The face transplant patient was to have a second experimental treatment today — an infusion of the donor's bone marrow — to try to prevent rejection of the new tissue.

"Maybe Jean-Michel Dubernard is revolutionizing the concept of transplantation," Lantieri said, but added that the patient now was being subjected to two untested treatments.

Lantieri, who developed his own plans to attempt a partial face transplant, said members of Dubernard's team contacted him last spring, seeking details of his protocol.

He saw a photograph of the victim, whose injury was unusually severe. He also said that a surgeon in Lille, France, where the transplant donor lived, had reviewed the woman's record and told him he was concerned about the circumstances of her injury. It involved one or two dogs, Lantieri said.
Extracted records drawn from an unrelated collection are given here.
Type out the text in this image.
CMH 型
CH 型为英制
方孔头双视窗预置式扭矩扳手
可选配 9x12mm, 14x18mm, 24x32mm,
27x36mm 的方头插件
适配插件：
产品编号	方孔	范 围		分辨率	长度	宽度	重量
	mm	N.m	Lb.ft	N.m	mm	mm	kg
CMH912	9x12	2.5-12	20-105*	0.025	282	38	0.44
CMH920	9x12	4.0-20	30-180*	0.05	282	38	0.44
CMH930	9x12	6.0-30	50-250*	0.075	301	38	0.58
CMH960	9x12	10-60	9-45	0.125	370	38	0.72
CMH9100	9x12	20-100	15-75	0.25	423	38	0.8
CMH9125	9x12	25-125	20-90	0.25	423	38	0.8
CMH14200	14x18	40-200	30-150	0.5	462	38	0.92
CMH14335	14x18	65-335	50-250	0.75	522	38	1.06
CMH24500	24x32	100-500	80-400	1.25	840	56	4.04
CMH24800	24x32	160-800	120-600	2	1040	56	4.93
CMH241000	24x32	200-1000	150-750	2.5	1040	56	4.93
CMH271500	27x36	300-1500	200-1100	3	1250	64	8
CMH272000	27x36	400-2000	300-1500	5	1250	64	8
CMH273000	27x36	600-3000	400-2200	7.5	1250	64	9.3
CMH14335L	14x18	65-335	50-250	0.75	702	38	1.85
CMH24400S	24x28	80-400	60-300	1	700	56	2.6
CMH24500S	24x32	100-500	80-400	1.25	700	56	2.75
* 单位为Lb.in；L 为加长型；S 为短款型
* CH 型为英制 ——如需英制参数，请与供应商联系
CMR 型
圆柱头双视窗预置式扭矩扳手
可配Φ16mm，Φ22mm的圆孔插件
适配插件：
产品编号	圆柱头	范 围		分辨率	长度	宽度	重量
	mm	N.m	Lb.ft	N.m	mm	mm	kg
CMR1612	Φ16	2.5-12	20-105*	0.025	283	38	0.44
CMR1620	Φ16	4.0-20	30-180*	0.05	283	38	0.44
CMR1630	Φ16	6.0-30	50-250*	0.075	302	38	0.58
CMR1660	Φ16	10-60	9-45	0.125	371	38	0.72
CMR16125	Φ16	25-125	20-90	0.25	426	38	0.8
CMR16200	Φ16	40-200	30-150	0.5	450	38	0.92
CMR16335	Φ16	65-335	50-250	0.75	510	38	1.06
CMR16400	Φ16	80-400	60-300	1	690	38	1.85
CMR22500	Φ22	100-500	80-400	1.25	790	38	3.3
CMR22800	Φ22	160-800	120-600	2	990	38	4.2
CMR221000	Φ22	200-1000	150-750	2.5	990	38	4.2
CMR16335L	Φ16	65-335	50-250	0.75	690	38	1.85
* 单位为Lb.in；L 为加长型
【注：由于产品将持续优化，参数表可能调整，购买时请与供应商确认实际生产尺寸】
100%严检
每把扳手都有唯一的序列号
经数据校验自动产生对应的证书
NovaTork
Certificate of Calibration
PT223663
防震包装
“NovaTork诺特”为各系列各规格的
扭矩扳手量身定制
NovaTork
In the United States, surgeons and psychologists at two medical centers that hope to offer face transplants — the Cleveland Clinic and the University of Louisville — declined to comment Thursday on the French case.

Privately, several people involved in those plans said they feared that if the French procedure does not go well or the ethics of it become an issue, it might damage confidence in their ability to do such an operation under better circumstances with carefully selected patients.

In an interview at the Cleveland Clinic in July, surgeon Dr. Maria Siemionow stressed the several years she had spent developing procedures and how carefully her team now is working to select potential candidates for the operation.

"I hope nobody will be frivolous or do things just for fame. We are almost over-cautious," she said at the time.

Another surgeon familiar with the French case sounded more optimistic despite the woman's horrific injuries, which he said were caused by her own dog.

"She still has her own eyes, which are a lot of a person's expression ... we'd expect she'd turn out to be a pleasant-looking girl," Dr. Earl Owen told the Sydney Morning Herald in Australia.

Owen said he supervised the French surgeons as they practiced for the procedure. He said the woman will look more like herself than the donor, who he said was a woman.

"We expect the bone structure underneath to be a more powerful delineator of what the outcome will be physically than the skin and the nose and the lips," Owen told the Morning Herald.

Lantieri also said that while he had concerns, "I'm still very positive.

"Dubernard is a great surgeon. We have to wait now to see if it succeeds."